Помню, как дома все рядком садились у радио и слушали торжественным голосом зачитываемый Левитаном «Указ о снижении цен», и при каждой оглашаемой цифре («изделия из хлопка — на восемнадцать процентов!») изо всех родственных ртов само по себе вырывалось счастливое «А-ах!». Одновременно продолжали стоять в очередях за мукой с написанными на ладонях номерами. Меня тоже приводили «стоять»: на человека давали по три кило — получалось, я тоже уже человек, муки насыпали больше.

Вот это ощущение праздника, белизны снега, радостного убранства елки, вообще радостного убранства жизни — было столь сильным, что казалось, настоящая жизнь происходит от Нового года до Нового года и ничего, кроме радости, судьба тебе в будущем не подарит. Даже невеселые стороны жизни казались какими-то светлыми, что ли. Помню журнал «Крокодил», на обложке которого добрая русская женщина в белом халате врача вытряхивала из мусорного ведра много-много длинноволосых, неприятных, в грязных, кровавых халатах людей. Я не слишком представлял, кто эти люди и что это за «дело врачей», но от картинки веяло силой, задором, весельем, чувством справедливости.

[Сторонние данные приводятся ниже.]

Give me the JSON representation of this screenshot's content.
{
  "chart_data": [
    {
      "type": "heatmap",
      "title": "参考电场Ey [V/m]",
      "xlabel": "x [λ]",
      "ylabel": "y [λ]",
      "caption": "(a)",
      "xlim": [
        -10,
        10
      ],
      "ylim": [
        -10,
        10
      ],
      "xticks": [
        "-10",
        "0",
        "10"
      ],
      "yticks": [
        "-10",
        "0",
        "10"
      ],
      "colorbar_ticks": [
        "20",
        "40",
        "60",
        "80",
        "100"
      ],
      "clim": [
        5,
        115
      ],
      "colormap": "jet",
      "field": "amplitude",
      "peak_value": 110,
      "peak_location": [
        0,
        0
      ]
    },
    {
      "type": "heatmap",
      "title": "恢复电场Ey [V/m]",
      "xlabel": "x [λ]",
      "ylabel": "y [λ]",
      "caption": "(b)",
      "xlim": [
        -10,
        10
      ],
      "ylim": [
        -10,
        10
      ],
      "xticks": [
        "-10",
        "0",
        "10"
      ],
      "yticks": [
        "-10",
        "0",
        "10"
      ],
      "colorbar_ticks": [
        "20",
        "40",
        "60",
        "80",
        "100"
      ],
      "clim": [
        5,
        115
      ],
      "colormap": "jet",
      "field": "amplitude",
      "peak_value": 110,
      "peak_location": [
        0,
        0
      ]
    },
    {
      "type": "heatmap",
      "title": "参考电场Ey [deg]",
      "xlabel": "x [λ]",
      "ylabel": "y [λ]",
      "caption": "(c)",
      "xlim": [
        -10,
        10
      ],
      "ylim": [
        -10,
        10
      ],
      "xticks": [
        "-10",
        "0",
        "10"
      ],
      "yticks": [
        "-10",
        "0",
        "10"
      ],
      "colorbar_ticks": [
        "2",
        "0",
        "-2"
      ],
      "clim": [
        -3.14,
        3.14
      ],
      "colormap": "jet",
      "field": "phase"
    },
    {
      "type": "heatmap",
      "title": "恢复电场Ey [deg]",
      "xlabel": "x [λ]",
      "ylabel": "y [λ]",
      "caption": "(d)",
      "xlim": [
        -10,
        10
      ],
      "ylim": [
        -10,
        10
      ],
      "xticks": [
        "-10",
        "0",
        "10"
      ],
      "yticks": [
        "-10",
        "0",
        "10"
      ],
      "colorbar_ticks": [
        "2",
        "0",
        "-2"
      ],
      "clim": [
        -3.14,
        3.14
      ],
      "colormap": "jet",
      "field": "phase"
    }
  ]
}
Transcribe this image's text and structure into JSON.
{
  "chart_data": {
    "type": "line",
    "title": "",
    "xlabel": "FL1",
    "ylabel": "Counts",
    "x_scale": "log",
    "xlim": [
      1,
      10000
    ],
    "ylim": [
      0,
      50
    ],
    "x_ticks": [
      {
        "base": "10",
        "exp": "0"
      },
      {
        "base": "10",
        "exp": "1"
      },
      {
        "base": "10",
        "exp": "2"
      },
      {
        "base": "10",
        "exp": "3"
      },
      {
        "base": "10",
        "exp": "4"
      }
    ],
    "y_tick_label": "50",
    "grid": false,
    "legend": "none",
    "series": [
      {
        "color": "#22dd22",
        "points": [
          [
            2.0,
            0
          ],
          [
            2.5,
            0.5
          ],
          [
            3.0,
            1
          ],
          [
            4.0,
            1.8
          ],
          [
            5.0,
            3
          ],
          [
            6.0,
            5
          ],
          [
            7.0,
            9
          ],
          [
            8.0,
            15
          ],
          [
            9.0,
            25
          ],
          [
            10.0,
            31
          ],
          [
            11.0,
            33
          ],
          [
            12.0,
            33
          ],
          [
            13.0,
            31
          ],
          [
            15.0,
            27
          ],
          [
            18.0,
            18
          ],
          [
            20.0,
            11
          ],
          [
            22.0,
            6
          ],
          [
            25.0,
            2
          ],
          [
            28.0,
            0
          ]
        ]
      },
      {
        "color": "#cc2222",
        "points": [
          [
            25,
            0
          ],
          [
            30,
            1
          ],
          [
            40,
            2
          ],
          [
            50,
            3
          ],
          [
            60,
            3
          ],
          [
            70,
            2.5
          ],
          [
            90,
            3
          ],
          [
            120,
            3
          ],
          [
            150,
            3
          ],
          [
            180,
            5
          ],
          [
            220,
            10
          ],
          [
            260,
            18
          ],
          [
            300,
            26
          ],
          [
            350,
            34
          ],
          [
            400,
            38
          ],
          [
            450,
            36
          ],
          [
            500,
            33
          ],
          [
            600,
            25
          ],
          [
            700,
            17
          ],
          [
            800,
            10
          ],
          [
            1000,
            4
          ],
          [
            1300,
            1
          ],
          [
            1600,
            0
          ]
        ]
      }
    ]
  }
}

Слова «еврей» я вообще никогда до поступления во ВГИК не слышал, вплоть до той самой, знаменитой, наделавшей много шума речи Михаила Ильича Ромма в ВТО. До нее, так уж у меня складывалась жизнь, я не ведал ни про антисемитизм, ни про «еврейский вопрос». Так что, глядя на картинку в «Крокодиле», никак не отождествлял карикатурных носатых уродов с евреями — это были просто какие-то скверные, неприятные люди, от которых надо было очистить жизнь, чтобы они не пачкали белый-белый снег вечного праздника.